Secure satellite phones not so secure as crypto crack makes them vulnerable

Published on: February 8, 2012 at 1:59 PM ET
Steven Hodson
Written By Steven Hodson
News Writer

Satellite phones are considered to be inherently secure and a safe way for people to talk without fear of someone listening in. This is the perception because the phones use encryption to encode the audio before it is transmitted and then decrypt it when it is received on the other end. It is all nice a seamless and the whole process leaves people feeling a little more secure.

The problem is that a research team from the Ruhr University Bochum in Germany have just blown a big hole in that sense of security with the announcement that they have broken the two common types of encryption used in the two types of satellite phone standards used around the world.

The secret encryption algorithms have been shown to be easily broken in sharp contrast to other more common encryption schemes, like AES and Blowfish. The researchers discovered this when they reverse engineered phones that use the GMR-1 and GMR-2 standards and found that even with a modest PC running open source software the encryption could be broken within an hour.

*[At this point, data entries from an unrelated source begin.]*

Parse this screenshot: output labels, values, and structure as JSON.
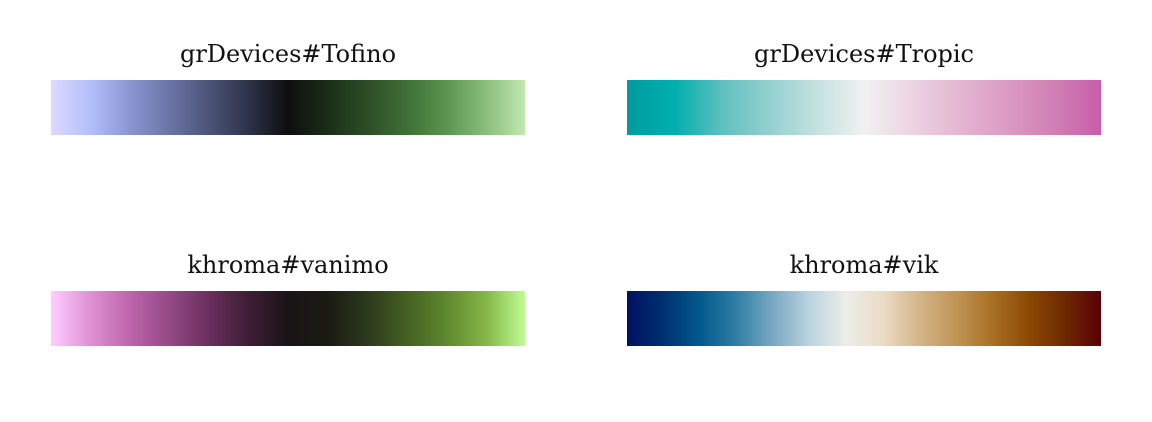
{
  "palettes": [
    {
      "title": "grDevices#Tofino",
      "colors": [
        "#DED9FF",
        "#B3BFFA",
        "#8A96D1",
        "#6A74A6",
        "#4C5478",
        "#2D3249",
        "#0E0E0E",
        "#1A2E17",
        "#2C4D26",
        "#3F6F36",
        "#5A9450",
        "#89BD7C",
        "#C1E8B0"
      ]
    },
    {
      "title": "grDevices#Tropic",
      "colors": [
        "#009B9F",
        "#00AFAE",
        "#5FBFC0",
        "#93D0CF",
        "#C4E1E0",
        "#F1F1F1",
        "#ECD4E2",
        "#E4B7D2",
        "#DB9BC3",
        "#D180B5",
        "#C75DAA"
      ]
    },
    {
      "title": "khroma#vanimo",
      "colors": [
        "#FFCCFF",
        "#DE91D3",
        "#BE64AC",
        "#944A85",
        "#6A2F5D",
        "#3F1D35",
        "#1A1416",
        "#1A1A12",
        "#2C391E",
        "#446022",
        "#5E882E",
        "#85B546",
        "#BEFD94"
      ]
    },
    {
      "title": "khroma#vik",
      "colors": [
        "#001260",
        "#00306F",
        "#025A8D",
        "#2F7EA6",
        "#79A8C3",
        "#BAD3E0",
        "#EBEDE9",
        "#EBDCC6",
        "#D5B58B",
        "#C09557",
        "#A97125",
        "#8C4903",
        "#6E2900",
        "#590008"
      ]
    }
  ]
}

The team will be presenting their paper (PDF) to the IEEE Symposium on Security and Privacy 2012 but in it they say:

“Contrary to the practice recommended in modern security engineering, both standards rely on proprietary algorithms for (voice) encryption,” the researchers wrote in the paper. “Even though it is impossible for outsiders (like us) to decide whether this is due to historic developments or because secret algorithms were believed to provide a higher level of ‘security,’ the findings of our work are not encouraging from a security point of view.”

via Ars Technica

It seems, according to the team, that the main security principal behind the proprietary encryption algorithms being ‘secure’ was the fact that they were propriatary and ‘secret’ in the first place. As we have seen though this is often far from the case.